We do love our crooks in the IT industry. And we have everything from evil super villains who take out nuclear reactors with their sophisticated viruses - (oh hold on that was the Americans and we're on their side) - to common garden variety bandits.
You know who we mean - the kind of people who regard intellectual property as intellectual theft and think it's ok to copy software for free, or share music gratis, or repost stories from new web sites without attribution.
Whichever way you cut it, getting your mitts on something you shouldn't and attempts by authority to stop you doing it always rate highly with the industry.
So we have hacked into our neighbor's wifi account (hint - using your pet rat's name as a password .. not clever) and have scoured the web on our "second hand" iPad to find the most popular hacker/security/villainy stories in the tech world today.
Let's start close to home. We all know the internet is full of bad people saying rude things about each other. Now a request by the Police in Tasmania for people to stop alerting them about "every abusive or harassing comment" posted to Facebook has become the most popular story on our sister site iTnews.
And proving the readership's interests spans from the parochial to the global, the second most popular story on the site concerned the push by government agencies for a global crackdown in intellectual property theft.
John Hilvert's piece called, "Why the US back flipped on copyright in global treaty" referenced some major defeats for the anti-piracy lobby last week.
Sticking with the copyright theme, CIO readers rated "DOJ calls Megaupload's motion to dismiss 'incredible'" highly enough to push it to the top of their most popular list. At the heart of the story is the expressed incredulity of the US Department of Justice at Megaupload's suggestion that it can't be prosecuted as its sits outside US jurisdiction.
But even if the DOJ wins its case, it's unlikely to make much of an impact if the example of Pirate Bay in the UK is considered. News.com.au's story entitled, "Pirate Bay ban has done nothing to prevent piracy" reported that a week after the High Court ordered British ISPs to block the web site, file sharing traffic had rebounded to its regular levels.
It was piracy of another kind that rated highly on UK web site The Register. The site reported that Apple has had its fill of the growing black market in iOS beta passes and is planning a crackdown.
According to the report, "Apple has moved to squash the black market and several of the key sites have disappeared, including activatemyios.com and iosudidregistrations.com. El Reg notes udidactivation.com is still active."

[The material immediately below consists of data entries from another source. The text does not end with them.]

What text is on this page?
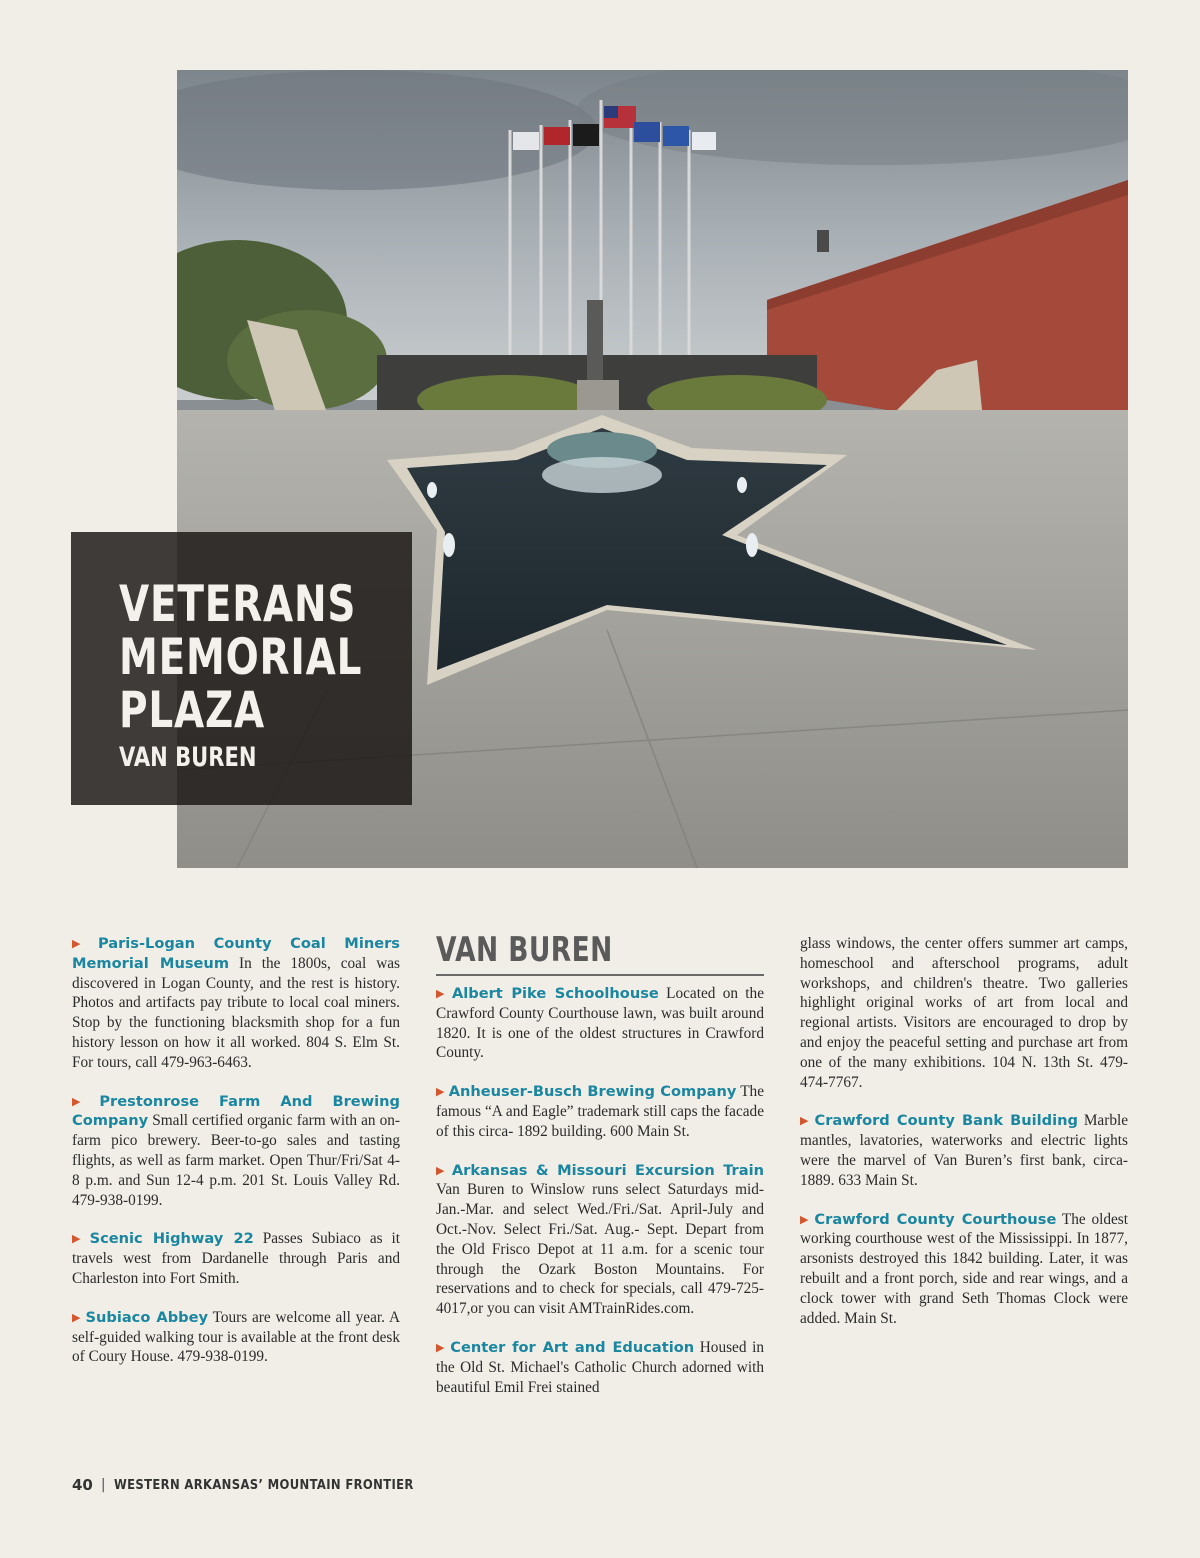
VETERANS
MEMORIAL
PLAZA
VAN BUREN

▶ Paris-Logan County Coal Miners Memorial Museum In the 1800s, coal was discovered in Logan County, and the rest is history. Photos and artifacts pay tribute to local coal miners. Stop by the functioning blacksmith shop for a fun history lesson on how it all worked. 804 S. Elm St. For tours, call 479-963-6463.

▶ Prestonrose Farm And Brewing Company Small certified organic farm with an on-farm pico brewery. Beer-to-go sales and tasting flights, as well as farm market. Open Thur/Fri/Sat 4-8 p.m. and Sun 12-4 p.m. 201 St. Louis Valley Rd. 479-938-0199.

▶ Scenic Highway 22 Passes Subiaco as it travels west from Dardanelle through Paris and Charleston into Fort Smith.

▶ Subiaco Abbey Tours are welcome all year. A self-guided walking tour is available at the front desk of Coury House. 479-938-0199.

VAN BUREN

▶ Albert Pike Schoolhouse Located on the Crawford County Courthouse lawn, was built around 1820. It is one of the oldest structures in Crawford County.

▶ Anheuser-Busch Brewing Company The famous “A and Eagle” trademark still caps the facade of this circa- 1892 building. 600 Main St.

▶ Arkansas & Missouri Excursion Train Van Buren to Winslow runs select Saturdays mid-Jan.-Mar. and select Wed./Fri./Sat. April-July and Oct.-Nov. Select Fri./Sat. Aug.- Sept. Depart from the Old Frisco Depot at 11 a.m. for a scenic tour through the Ozark Boston Mountains. For reservations and to check for specials, call 479-725-4017,or you can visit AMTrainRides.com.

▶ Center for Art and Education Housed in the Old St. Michael's Catholic Church adorned with beautiful Emil Frei stained

glass windows, the center offers summer art camps, homeschool and afterschool programs, adult workshops, and children's theatre. Two galleries highlight original works of art from local and regional artists. Visitors are encouraged to drop by and enjoy the peaceful setting and purchase art from one of the many exhibitions. 104 N. 13th St. 479-474-7767.

▶ Crawford County Bank Building Marble mantles, lavatories, waterworks and electric lights were the marvel of Van Buren’s first bank, circa-1889. 633 Main St.

▶ Crawford County Courthouse The oldest working courthouse west of the Mississippi. In 1877, arsonists destroyed this 1842 building. Later, it was rebuilt and a front porch, side and rear wings, and a clock tower with grand Seth Thomas Clock were added. Main St.

40 | WESTERN ARKANSAS’ MOUNTAIN FRONTIER
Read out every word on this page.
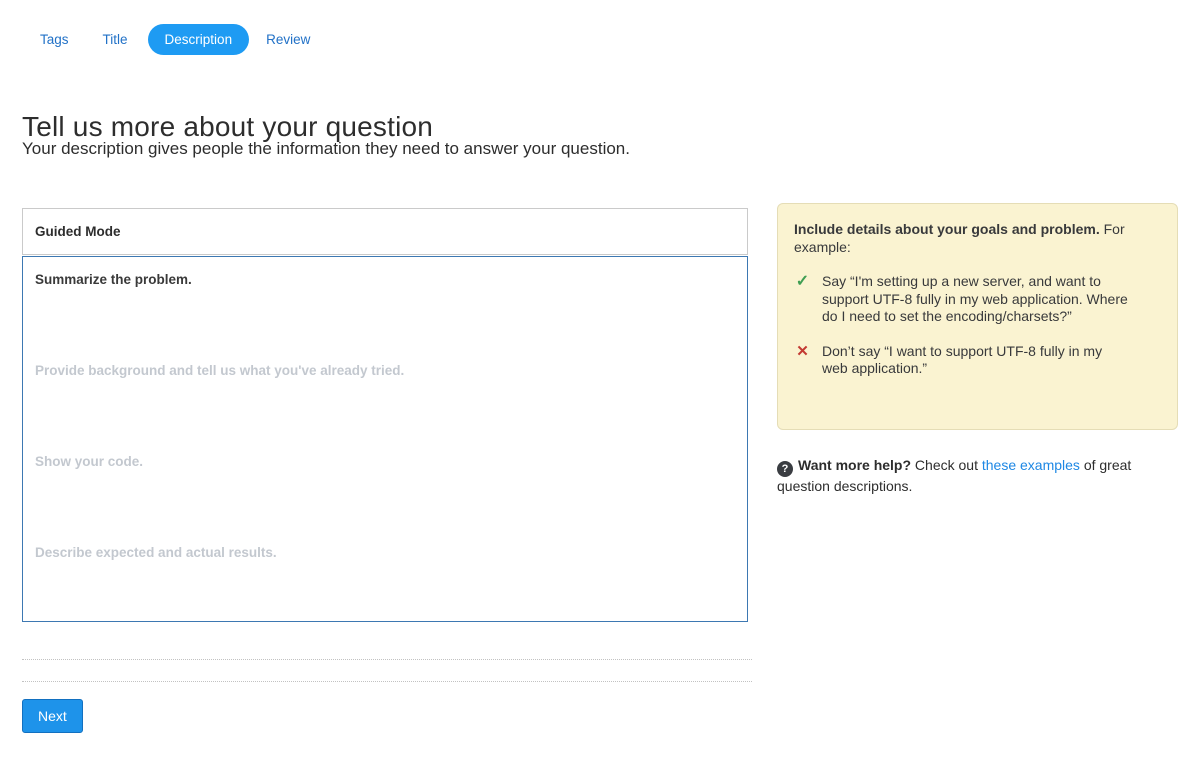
Tags	Title	Description	Review
Tell us more about your question
Your description gives people the information they need to answer your question.
Guided Mode
Summarize the problem.
Provide background and tell us what you've already tried.
Show your code.
Describe expected and actual results.
Next
Include details about your goals and problem. For example:
✓ Say “I'm setting up a new server, and want to support UTF-8 fully in my web application. Where do I need to set the encoding/charsets?”
✕ Don’t say “I want to support UTF-8 fully in my web application.”
? Want more help? Check out these examples of great question descriptions.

But why steal a software key when you can softly steal a keyless car? ZDNet AU pointed out the case of a BMW withstanding the attention of car jacking hackers for only three minutes. The story noted that, "Multiple BMW models are being swiped without activating car alarms or immobilisers because the thieves are hacking their way into the vehicles".
Also popular on ZDNet, and timely given that last piece, was a story headlined "Ten Steps to secure your PC". Presumably not leaving it in your keyless Beamer is a good place to start.

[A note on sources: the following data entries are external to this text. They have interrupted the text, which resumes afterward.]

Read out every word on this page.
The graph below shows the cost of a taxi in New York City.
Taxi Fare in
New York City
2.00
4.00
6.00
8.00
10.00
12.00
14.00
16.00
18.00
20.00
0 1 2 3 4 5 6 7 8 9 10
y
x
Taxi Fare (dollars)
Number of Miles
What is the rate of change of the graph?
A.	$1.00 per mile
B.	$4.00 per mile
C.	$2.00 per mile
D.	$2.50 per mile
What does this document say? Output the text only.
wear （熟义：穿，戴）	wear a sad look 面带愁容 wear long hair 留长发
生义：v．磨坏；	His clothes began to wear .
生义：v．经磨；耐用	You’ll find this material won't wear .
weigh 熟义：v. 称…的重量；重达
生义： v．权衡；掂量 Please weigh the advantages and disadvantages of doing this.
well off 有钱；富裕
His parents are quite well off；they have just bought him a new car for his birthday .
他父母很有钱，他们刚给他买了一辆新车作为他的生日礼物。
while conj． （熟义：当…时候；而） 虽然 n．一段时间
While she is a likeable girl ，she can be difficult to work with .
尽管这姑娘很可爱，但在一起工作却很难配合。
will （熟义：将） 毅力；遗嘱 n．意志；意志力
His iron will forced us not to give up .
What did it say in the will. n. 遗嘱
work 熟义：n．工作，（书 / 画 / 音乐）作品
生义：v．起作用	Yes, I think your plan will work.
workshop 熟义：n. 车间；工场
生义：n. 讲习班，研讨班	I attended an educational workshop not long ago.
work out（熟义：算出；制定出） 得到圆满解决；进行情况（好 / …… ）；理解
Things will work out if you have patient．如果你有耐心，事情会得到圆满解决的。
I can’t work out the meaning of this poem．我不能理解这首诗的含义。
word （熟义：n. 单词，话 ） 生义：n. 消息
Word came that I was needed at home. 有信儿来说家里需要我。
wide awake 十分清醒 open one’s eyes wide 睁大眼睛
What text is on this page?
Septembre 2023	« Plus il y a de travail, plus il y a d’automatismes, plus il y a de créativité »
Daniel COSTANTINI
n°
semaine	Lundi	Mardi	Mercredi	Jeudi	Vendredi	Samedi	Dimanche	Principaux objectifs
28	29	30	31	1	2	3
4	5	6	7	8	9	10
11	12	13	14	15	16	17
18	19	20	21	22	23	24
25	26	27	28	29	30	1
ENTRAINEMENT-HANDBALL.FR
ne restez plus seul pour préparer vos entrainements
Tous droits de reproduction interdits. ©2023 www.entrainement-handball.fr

But the story that really resonated with ZDNet's readers demonstrated that's it not just the Black Hats who draw a crowd. Moves by hacktervist group Anonymous to target pedophiles was the most popular story on the site. Anonymous has launched what it calls Operation PedoChat (#OpPedochat).
The author noted 85 domains being attacked, and also reminded readers that Anonymous has had success in this area before - for instance with Operation DarkNet (#OpDarknet) in 2011.
Click Whoring 101
Maybe you can find an IT angle in these stories - but the angle has to be stronger than the publisher's desire to improve their Nielsen Netratings ranking.

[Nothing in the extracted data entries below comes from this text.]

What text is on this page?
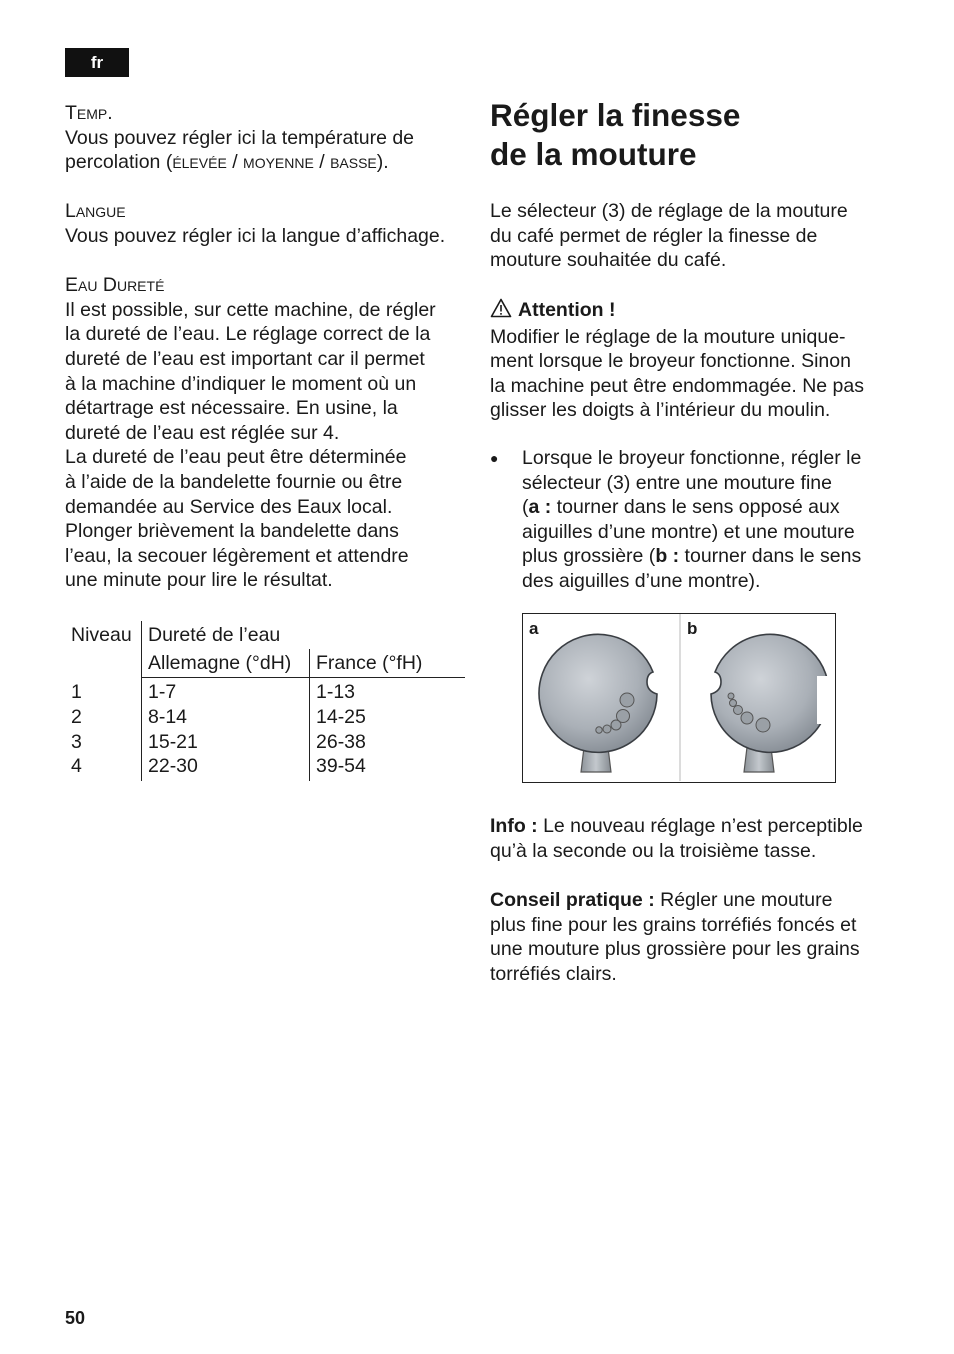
fr
Temp.

Vous pouvez régler ici la température de

percolation (élevée / moyenne / basse).

Langue

Vous pouvez régler ici la langue d’affichage.

Eau Dureté

Il est possible, sur cette machine, de régler

la dureté de l’eau. Le réglage correct de la

dureté de l’eau est important car il permet

à la machine d’indiquer le moment où un

détartrage est nécessaire. En usine, la

dureté de l’eau est réglée sur 4.

La dureté de l’eau peut être déterminée

à l’aide de la bandelette fournie ou être

demandée au Service des Eaux local.

Plonger brièvement la bandelette dans

l’eau, la secouer légèrement et attendre

une minute pour lire le résultat.

Niveau Dureté de l’eau
Allemagne (°dH) France (°fH)
1	1-7	1-13
2	8-14	14-25
3	15-21	26-38
4	22-30	39-54
Régler la finesse
de la mouture

Le sélecteur (3) de réglage de la mouture

du café permet de régler la finesse de

mouture souhaitée du café.

Attention !

Modifier le réglage de la mouture unique-

ment lorsque le broyeur fonctionne. Sinon

la machine peut être endommagée. Ne pas

glisser les doigts à l’intérieur du moulin.

● Lorsque le broyeur fonctionne, régler le

sélecteur (3) entre une mouture fine

(a : tourner dans le sens opposé aux

aiguilles d’une montre) et une mouture

plus grossière (b : tourner dans le sens

des aiguilles d’une montre).

a	b

Info : Le nouveau réglage n’est perceptible

qu’à la seconde ou la troisième tasse.

Conseil pratique : Régler une mouture

plus fine pour les grains torréfiés foncés et

une mouture plus grossière pour les grains

torréfiés clairs.

50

Cnet's story about a Japanese man who created his own augmented reality girlfriend squeaked into the top 10 but only for a few minutes. And frankly it's a little sensible to qualify as genuine click whoring but we'll give them a gong anyway for encouragement.
They will really have to lift their game though to match the efforts of US tech blog Mashable which scored a quinella with "Drunk Germans cheer for woman parking car" and "17 alt rock bands you jammed to in the 90's".
If you can spot the IT angle in that pair then you're not actually trying.